Il est vrai, et c’est là un autre aspect de l’analyse qui s’inscrit dans la durée, que déjà dans les années 1970, la machine politico-médiatique était en place, prête à ringardiser et à diaboliser tous ceux qui auraient été tentés de se montrer rétifs à la perspective de changements « sociétaux » que leurs partisans, si minoritaires fussent-ils, jugeaient inéluctables. Si la gauche a pu avancer sur le boulevard du mariage homosexuel en 2013, c’est parce qu’au milieu des années 1980 a commencé à émerger un pouvoir gay, avec la complicité de personnalités du monde du spectacle (Thierry Le Luron, Coluche, Yves Mourousi) qui jouissaient d’une grande popularité, souvent humoristes de surcroît, donc que peu se seraient hasardés à aborder de front, de peur de se voir cloués au pilori.
Mais si le manque de clairvoyance est excusable, le manque de courage l’est beaucoup moins et, malheureusement, la classe politique française ne s’est pas montrée à son avantage dans ce domaine, comme en témoigne l’absence de réactivité, quand ce n’est pas la complicité active, des politiciens dans les différents épisodes passés au tamis de la recherche d’Éric Zemmour.

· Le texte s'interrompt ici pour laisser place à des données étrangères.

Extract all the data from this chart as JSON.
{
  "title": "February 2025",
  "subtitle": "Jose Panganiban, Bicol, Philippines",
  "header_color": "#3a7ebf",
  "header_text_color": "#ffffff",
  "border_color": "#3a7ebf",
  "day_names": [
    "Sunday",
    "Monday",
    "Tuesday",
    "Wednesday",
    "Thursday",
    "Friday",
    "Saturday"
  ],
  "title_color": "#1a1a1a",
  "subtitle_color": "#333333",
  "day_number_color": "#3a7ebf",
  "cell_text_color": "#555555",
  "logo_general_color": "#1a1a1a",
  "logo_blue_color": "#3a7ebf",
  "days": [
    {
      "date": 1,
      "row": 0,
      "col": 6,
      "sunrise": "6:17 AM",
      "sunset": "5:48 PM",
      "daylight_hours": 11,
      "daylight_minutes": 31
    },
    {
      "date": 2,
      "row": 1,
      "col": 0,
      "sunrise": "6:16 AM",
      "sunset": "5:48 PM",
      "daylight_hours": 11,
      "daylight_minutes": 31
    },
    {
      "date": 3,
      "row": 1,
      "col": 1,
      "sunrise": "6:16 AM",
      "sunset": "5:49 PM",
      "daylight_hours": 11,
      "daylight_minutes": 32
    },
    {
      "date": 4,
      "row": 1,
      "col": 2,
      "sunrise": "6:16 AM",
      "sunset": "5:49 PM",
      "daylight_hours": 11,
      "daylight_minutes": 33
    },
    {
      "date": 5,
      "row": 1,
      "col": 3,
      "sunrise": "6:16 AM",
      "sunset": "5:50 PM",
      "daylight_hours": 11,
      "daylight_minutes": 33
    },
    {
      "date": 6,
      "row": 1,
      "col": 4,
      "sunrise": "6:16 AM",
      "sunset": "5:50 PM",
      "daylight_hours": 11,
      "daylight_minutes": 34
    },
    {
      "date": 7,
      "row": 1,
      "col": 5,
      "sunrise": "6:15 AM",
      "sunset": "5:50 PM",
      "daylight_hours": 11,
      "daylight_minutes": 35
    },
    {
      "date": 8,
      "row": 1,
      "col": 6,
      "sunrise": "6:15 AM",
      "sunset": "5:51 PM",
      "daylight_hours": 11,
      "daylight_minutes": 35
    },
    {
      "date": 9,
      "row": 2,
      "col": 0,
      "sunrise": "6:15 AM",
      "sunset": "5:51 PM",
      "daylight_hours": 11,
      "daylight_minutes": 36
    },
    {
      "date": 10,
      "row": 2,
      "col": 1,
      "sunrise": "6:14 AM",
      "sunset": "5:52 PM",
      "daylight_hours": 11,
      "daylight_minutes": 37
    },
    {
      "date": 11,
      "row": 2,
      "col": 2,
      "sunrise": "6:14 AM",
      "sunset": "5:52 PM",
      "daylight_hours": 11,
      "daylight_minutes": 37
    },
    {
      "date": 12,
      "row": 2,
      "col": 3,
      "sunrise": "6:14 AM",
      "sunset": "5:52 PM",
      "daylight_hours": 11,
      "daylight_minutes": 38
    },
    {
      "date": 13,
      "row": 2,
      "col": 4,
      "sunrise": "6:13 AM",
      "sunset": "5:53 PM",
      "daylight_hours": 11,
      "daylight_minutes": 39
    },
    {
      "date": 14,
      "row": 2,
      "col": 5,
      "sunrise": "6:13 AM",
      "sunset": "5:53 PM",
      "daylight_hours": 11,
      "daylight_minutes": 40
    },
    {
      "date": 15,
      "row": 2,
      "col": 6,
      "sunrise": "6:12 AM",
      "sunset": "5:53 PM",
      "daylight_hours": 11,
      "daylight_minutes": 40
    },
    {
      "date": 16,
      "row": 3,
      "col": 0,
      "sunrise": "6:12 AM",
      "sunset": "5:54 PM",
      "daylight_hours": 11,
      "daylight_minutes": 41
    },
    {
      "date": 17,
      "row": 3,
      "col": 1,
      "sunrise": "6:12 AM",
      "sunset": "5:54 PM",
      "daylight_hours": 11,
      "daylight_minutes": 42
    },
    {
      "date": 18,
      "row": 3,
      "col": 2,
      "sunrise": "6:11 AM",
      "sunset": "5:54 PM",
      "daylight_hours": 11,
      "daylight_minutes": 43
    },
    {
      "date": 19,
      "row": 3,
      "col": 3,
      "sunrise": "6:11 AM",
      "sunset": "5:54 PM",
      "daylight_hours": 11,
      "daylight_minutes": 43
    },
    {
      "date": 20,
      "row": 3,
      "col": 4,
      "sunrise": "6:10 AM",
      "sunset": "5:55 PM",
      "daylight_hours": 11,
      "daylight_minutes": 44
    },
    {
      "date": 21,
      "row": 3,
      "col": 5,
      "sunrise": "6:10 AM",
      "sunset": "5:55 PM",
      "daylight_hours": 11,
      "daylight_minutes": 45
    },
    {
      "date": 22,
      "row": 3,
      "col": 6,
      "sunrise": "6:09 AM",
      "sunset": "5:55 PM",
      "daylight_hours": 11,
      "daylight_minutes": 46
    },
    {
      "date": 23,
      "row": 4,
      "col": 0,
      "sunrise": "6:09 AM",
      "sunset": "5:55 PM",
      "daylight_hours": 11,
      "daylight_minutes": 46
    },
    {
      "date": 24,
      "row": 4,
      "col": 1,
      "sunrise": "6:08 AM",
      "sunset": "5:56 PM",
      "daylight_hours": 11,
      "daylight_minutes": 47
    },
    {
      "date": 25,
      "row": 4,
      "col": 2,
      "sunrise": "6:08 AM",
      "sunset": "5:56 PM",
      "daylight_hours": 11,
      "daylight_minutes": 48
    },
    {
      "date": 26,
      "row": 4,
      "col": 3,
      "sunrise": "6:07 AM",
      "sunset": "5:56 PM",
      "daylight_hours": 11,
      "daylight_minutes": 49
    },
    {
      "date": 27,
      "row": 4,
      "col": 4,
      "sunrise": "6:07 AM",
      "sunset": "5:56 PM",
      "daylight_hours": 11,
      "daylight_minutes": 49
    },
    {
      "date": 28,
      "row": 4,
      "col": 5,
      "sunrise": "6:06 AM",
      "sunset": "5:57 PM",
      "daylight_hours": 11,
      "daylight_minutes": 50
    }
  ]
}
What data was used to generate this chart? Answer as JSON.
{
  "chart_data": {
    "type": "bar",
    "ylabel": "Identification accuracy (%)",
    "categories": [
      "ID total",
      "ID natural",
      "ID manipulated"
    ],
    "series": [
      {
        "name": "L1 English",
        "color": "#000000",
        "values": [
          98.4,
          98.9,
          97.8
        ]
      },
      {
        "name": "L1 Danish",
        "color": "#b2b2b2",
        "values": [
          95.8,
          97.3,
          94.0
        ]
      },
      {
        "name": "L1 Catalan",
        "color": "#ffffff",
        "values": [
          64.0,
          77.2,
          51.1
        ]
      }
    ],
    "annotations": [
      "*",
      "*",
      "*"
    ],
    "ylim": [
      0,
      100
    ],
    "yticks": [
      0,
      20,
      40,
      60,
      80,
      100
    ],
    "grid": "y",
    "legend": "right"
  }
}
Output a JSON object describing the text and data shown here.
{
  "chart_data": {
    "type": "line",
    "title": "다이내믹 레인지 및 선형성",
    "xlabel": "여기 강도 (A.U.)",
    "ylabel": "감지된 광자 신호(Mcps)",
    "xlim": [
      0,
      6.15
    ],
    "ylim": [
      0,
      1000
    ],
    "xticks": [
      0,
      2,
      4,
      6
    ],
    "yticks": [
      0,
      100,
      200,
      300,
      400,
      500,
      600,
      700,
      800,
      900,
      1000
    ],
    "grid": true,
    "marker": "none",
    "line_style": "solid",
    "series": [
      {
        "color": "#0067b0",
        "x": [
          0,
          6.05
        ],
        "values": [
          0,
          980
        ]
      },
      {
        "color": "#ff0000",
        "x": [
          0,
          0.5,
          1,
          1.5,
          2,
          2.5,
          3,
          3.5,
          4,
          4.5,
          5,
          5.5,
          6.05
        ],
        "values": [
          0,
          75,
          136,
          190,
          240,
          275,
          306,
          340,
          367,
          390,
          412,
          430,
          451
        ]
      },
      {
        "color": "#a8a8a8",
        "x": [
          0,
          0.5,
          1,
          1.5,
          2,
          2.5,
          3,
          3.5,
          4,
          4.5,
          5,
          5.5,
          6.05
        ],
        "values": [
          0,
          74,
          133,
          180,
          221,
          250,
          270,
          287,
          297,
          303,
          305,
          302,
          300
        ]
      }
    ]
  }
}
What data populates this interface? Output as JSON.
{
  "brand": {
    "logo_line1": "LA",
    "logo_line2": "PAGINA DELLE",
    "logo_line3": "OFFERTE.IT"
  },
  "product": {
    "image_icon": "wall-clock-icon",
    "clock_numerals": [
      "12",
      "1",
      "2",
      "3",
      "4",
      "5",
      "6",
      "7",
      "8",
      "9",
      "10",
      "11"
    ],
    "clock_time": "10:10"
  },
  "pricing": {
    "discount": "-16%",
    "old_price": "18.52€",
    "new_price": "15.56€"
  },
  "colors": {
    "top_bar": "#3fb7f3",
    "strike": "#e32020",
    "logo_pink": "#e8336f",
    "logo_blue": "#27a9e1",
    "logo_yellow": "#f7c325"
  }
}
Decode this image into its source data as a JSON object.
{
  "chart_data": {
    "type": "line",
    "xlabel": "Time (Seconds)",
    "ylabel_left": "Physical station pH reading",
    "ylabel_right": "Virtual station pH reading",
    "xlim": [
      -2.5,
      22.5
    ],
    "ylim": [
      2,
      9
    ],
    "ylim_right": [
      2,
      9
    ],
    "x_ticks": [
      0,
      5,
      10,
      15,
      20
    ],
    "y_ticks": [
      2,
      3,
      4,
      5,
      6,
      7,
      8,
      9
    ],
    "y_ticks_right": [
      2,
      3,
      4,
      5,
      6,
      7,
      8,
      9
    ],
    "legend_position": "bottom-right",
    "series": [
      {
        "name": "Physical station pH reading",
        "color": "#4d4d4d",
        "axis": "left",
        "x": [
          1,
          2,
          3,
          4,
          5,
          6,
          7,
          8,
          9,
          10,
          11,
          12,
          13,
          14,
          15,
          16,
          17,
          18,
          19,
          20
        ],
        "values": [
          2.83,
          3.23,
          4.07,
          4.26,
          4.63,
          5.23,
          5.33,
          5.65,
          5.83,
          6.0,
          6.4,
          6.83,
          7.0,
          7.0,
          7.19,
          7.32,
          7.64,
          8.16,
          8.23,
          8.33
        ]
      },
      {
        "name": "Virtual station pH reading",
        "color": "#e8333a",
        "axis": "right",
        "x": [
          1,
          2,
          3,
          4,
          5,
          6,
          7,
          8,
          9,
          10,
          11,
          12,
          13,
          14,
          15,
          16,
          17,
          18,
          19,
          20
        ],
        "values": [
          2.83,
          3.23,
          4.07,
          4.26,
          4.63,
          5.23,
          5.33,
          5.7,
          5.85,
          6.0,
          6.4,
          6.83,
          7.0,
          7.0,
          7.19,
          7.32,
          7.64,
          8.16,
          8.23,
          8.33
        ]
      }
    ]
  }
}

Face à une gauche qui, même si elle communie avec la « droite », en matière économique, dans l’acceptation du capitalisme mondialiste, n’a jamais renoncé à faire prévaloir ses vues sur les « valeurs de la République (1) », les droits de l’homme ou l’égalitarisme poussé à son paroxysme, et qui considère le « progrès » comme une tendance continue (2), la droite post-gaullienne, giscardienne ou chiraquienne n’a jamais pu opposer un référentiel de valeurs cohérent ; de surcroît, elle n’a jamais pu prendre appui sur un réseau d’influence aussi solide que celui de la gauche : enseignants, syndicats, technocratie des « énarques », juges, médias, écologistes politiques, lobby de l’immigration, féministes, LGBT et, bien sûr, les « intellectuels » qui, dans un passé pas si lointain, avaient le choix entre être « de gauche » ou n’être pas.
Éric Zemmour fait donc œuvre de salubrité publique en dénonçant, preuves à l’appui, les responsables de la situation dramatique dans laquelle se trouve notre pays, et au passage on ne lui en voudra pas d’avoir plus d’aisance que d’autres pour épingler certains des individus (Bernard-Henri Lévy) ou certaines des institutions (CRIF) qui par leur action contribuent au « suicide français ».
Ce n’est faire preuve d’un optimisme irraisonné que de constater que cette démarche de déconstruction des déconstructeurs est de moins en moins l’apanage d’auteurs isolés, « vilains petits canards » qui prêchaient souvent dans le désert ou qui se voyaient réduits au silence par l’étouffoir médiatique. Il n’en reste pas moins que des analyses telles que celles d’Éric Zemmour demandent encore courage et pugnacité à leur auteur. On en veut pour preuve les nombreuses tentatives de déstabilisation, campagnes de diabolisation et anathèmes que lui valent ses ouvrages, ses articles dans la presse écrite et ses interventions radiophoniques ou télévisuelles.
On ne saurait donc trop saluer et recommander cet ouvrage passionnant de la première à la dernière ligne. Il nous aide à comprendre comment et par qui la France en est arrivée là, et la compréhension du passé est un premier pas vers l’espérance d’un futur mieux maîtrisé.
Bernard Mazin
05/10/2014
Éric Zemmour, Le Suicide français, Ed. Albin Michel, Collection Essais, octobre 2014, 544 pages.
Notes
(1) Sur le détournement par la gauche de la notion de « valeurs de la République » on se reportera utilement au remarquable ouvrage de Paul-François Paoli, Malaise de l’Occident, Editions Pierre-Guillaume de Roux, 2014, qui a fait l’objet d’un commentaire de Bruno Guillard sur le site en mai dernier, et dont on ne saurait trop conseiller à nouveau la lecture.
(2) Sur la gauche et le progressisme, on lira avec profit l’ouvrage de Jean-Claude Michéa, Le Complexe d’Orphée, Ed. Flammarion, Collection Climats, 2013, 357 pages.